Abdominal chemotherapy more effective for ovarian cancer (AFP)

Thu Jan 5th 2006 at 8:23 am ET
abdominal chemotherapy more effective for ovarian cancerWASHINGTON (AFP) - An injection of anti-cancer medicines directly into the abdominal cavity has been shown to be highly effective in prolonging the lives of women with advanced ovarian cancer, a study said.

Abdominal, or intraperitoneal, chemotherapy, a 50-year-old technique that has lost popularity, proved in tests to extend patients' lives by an average 16 months more than those receiving intravenous chemotherapy, said the study in the New England Journal of Medicine dated January 5.

The study offered greater hope to the 22,000 women in the United States diagnosed with ovarian cancer each year. About 16,000 die from the disease annually.

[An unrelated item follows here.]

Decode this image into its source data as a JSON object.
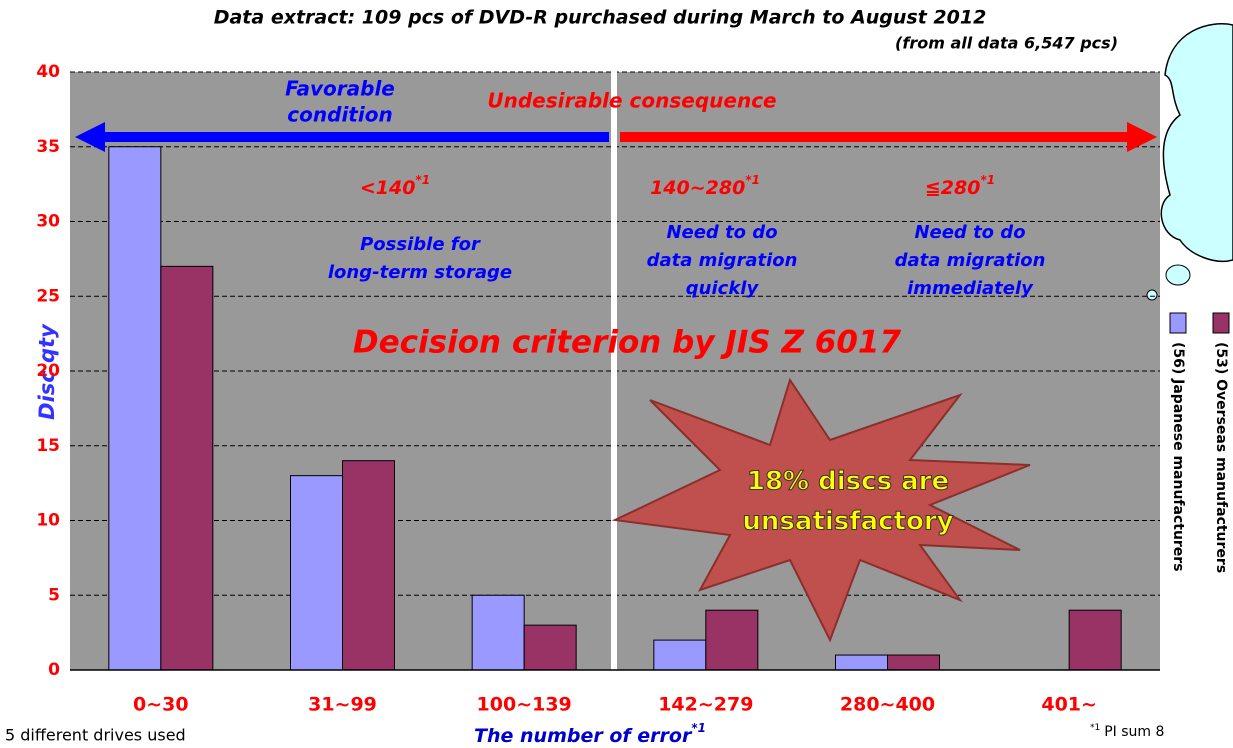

The study, led by Deborah Armstrong of the Johns Hopkins Kimmel Cancer Center in Maryland, compared the two treatments on 415 women with ovarian cancer over seven years.

Roughly half the patients received the more common intravenous chemotherapy using the drugs Cisplaine and Taxol.

The other half first received Taxol intravenously and then both of the drugs injected abdominally in high doses through a catheter.

The results showed that patients receiving abdominal chemotherapy survived an average 65.6 months, compared to 49.7 months for those taking intravenous treatment.

For those getting abdominal therapy as well, relapse-free survival was 23.8 months, compared to 18.3 months for the other group.

However, those taking the abdominal treatment had significantly worse side effects during the treatment, including suppressed blood counts and neurological problems.

Problems linked to the catheter meant that less than half of the women on abdominal chemotherapy completed all six treatments.

But after one year, side effects for both treatments were roughly equal.

"IP (intraperitoneal) therapy is not a new treatment approach, but it has not been widely accepted as the gold standard for women with ovarian cancer," said Armstrong in a statement from the US National Cancer Institute.

"There has been a prejudice against IP therapy in ovarian cancer because it's an old idea, it requires skill and experience for the surgery and for the chemotherapy, and it's more complicated than IV (intravenous) chemotherapy.

"But now we have firm data showing that we should use a combination of IP and IV chemotherapy in most women with advanced ovarian cancer who have had successful surgery to remove the bulk of their tumor," she said.